JOHANNESBURG – MC Mining, the junior-listed coal producer, surged almost 7 percent yesterday on news that it had finally acquired the two key properties in Limpopo, which were subject to a land claim, on which its $85 million (R1.22 billion) Makhado hard coking coal project was centred.
MC Mining, formerly known as Coal of Africa, said it had paid R70m for the Lukin and Salaita luxury hunting and game farms owned by Akkerland Boerdery.
MC Mining was granted regulatory approval for the Makhado project and needed to gain access to the farms to build its processing plants. However, it struggled to access the farms because of the brawl between the owners of Akkerland Boerdery and the South Africa government over a land claim.
MC Mining chief executive David Brown said the company’s subsidiary Baobab Mining & Exploration had acquired the Lukin and Salaita properties subject to a "suspensive condition" which the parties expected to be met in January next year.
Brown said the agreement to acquire Lukin and Salaita was a significant step and completed the suite of surface rights required for its permitted flagship Makhado Project.
“With the acquisition of the properties, the company can proceed with the geotechnical and related studies for the mine’s infrastructure,” Brown said.
The government offered R20m for the farms, an offer which was declined, with Akkerland Boerdery claiming an independent valuation valued it at R200m. New Rural Development and Land Reform Minister Maite Nkoana-Mashabana wanted the farms expropriated when the owners refused the government's offer. The owners secured an urgent interdict through the Land Claims Court to halt an eviction by the government.
Akkerland claimed the government wanted the coal reserves under the surface of these farms to facilitate plans by Chinese state-owned entities in the $10bn Musina-Makhado special economic zone, under which Akkerland falls.

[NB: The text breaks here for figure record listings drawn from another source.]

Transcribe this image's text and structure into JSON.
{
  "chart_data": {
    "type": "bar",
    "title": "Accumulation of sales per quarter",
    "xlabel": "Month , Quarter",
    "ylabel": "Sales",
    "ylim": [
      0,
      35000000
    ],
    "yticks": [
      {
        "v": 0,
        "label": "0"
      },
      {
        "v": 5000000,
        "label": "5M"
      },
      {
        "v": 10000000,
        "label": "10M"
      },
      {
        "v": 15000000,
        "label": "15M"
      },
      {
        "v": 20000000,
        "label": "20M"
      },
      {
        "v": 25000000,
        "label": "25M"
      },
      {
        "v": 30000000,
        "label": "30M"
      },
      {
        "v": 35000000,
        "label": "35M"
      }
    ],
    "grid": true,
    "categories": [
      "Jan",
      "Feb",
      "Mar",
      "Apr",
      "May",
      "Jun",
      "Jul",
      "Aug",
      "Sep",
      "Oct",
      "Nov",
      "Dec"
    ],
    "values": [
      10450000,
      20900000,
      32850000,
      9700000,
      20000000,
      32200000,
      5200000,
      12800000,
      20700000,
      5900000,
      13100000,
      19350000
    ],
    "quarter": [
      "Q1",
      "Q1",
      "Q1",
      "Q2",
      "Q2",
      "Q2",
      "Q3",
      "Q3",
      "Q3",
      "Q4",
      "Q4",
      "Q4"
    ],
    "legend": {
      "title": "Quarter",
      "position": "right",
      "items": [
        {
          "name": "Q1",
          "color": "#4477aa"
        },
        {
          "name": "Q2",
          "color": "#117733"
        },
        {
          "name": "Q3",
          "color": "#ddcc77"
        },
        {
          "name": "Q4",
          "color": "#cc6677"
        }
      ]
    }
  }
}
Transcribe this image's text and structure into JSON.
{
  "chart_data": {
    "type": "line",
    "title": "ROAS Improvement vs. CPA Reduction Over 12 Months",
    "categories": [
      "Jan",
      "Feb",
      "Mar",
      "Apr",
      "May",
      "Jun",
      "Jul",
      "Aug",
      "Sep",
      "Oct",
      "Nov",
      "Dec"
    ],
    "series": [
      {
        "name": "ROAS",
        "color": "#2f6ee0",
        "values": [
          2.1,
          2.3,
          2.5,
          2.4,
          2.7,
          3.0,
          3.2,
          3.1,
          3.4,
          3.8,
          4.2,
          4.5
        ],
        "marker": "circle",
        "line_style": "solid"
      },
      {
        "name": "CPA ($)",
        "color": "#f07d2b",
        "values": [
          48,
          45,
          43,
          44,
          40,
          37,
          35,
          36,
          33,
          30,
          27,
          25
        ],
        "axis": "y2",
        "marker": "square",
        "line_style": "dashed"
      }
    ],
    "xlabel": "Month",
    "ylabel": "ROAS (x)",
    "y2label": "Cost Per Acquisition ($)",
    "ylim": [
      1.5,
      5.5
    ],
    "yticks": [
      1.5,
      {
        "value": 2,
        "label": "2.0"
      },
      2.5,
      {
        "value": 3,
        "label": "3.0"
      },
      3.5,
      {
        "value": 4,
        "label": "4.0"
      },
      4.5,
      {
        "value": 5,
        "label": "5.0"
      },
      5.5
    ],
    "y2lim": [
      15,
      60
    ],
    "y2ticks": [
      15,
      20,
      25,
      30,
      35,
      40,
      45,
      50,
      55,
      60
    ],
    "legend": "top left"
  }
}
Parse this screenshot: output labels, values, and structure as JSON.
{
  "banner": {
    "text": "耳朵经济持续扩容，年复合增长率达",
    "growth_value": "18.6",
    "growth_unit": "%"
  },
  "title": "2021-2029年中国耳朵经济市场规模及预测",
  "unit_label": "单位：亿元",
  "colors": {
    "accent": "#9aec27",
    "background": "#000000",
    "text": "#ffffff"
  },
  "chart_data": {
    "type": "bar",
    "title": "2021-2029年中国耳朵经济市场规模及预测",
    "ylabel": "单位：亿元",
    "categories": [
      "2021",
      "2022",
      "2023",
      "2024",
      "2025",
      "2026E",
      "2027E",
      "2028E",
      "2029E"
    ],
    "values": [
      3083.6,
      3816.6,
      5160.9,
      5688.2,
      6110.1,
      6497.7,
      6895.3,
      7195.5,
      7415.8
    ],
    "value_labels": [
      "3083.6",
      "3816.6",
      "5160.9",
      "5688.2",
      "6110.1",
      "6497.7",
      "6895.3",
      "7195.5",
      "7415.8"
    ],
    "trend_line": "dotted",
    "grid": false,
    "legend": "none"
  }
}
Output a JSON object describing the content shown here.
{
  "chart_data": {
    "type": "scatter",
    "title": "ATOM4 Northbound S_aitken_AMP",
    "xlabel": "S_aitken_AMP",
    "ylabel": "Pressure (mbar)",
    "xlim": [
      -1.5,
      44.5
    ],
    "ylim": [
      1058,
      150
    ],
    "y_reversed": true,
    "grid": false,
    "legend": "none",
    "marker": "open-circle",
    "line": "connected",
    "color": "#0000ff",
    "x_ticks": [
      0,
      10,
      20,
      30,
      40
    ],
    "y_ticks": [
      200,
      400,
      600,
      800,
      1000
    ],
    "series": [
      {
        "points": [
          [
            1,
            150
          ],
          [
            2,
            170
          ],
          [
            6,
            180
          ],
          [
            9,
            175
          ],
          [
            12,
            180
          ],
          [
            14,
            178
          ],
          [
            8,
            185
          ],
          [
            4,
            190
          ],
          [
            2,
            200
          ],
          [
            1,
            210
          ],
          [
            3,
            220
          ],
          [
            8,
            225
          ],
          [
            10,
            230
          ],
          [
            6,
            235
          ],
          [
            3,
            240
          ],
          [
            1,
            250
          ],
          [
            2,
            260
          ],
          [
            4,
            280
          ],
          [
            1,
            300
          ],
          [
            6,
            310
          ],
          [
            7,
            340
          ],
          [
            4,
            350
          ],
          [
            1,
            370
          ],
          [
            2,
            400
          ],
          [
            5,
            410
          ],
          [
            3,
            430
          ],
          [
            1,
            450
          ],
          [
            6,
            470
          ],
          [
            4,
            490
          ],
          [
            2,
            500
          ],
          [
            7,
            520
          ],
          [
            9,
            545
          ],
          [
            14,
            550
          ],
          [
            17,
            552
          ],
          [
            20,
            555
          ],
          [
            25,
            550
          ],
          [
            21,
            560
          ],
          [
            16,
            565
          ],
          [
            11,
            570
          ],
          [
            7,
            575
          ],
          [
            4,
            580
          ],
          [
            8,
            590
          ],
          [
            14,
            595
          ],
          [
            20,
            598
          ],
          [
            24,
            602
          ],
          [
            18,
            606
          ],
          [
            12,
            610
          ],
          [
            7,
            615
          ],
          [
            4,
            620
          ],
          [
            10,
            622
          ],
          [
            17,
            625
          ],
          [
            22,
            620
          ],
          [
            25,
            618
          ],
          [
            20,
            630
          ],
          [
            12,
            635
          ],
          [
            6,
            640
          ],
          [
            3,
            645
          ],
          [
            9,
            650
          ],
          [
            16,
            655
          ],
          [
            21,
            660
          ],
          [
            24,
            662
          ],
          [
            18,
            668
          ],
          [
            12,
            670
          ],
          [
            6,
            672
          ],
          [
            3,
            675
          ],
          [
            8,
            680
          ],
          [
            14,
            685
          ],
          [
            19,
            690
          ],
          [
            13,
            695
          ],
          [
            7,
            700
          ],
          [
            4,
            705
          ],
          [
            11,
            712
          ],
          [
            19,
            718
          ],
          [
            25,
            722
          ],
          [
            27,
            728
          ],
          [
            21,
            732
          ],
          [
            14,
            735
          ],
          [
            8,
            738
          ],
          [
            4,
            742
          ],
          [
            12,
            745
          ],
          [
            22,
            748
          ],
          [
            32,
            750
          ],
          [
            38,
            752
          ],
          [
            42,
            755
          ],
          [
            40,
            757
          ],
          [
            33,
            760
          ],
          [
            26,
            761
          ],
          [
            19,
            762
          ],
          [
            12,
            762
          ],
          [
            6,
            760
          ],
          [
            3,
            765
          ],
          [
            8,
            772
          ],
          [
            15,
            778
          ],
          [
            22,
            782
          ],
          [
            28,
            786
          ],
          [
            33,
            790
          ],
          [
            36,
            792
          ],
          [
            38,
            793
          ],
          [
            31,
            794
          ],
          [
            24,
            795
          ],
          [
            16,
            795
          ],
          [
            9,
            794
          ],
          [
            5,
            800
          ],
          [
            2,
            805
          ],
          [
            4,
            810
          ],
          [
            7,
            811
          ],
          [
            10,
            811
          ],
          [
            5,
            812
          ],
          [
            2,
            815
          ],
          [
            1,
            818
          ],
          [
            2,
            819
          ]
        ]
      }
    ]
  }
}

Brown said MC Mining had made substantial progress on the Makhado Project milestones, including an off-take agreement for half of the hard coking coal to be produced at the mine.
MC Mining previously announced that it had secured an off-take agreement for Makhado in terms of which it planned to sell half its 800 000 tons a year hard coking coal production to Huadong Coal Trading Centre Company, a Chinese state-owned company.
The JSE and London listed stock jumped 6.77 percent to close at R4.26 a share on the JSE yesterday.
In terms of the purchase agreement for the farms, the R70m will be settled in two equal tranches of R35m each, with the properties pledged as security until the purchase price has been settled.
Brown said that the initial tranche would be funded from internal cash flows. The second tranche would accrue interest at South Africa’s current 10 percent prime interest rate, less 3 percent from the date of transfer, the company said.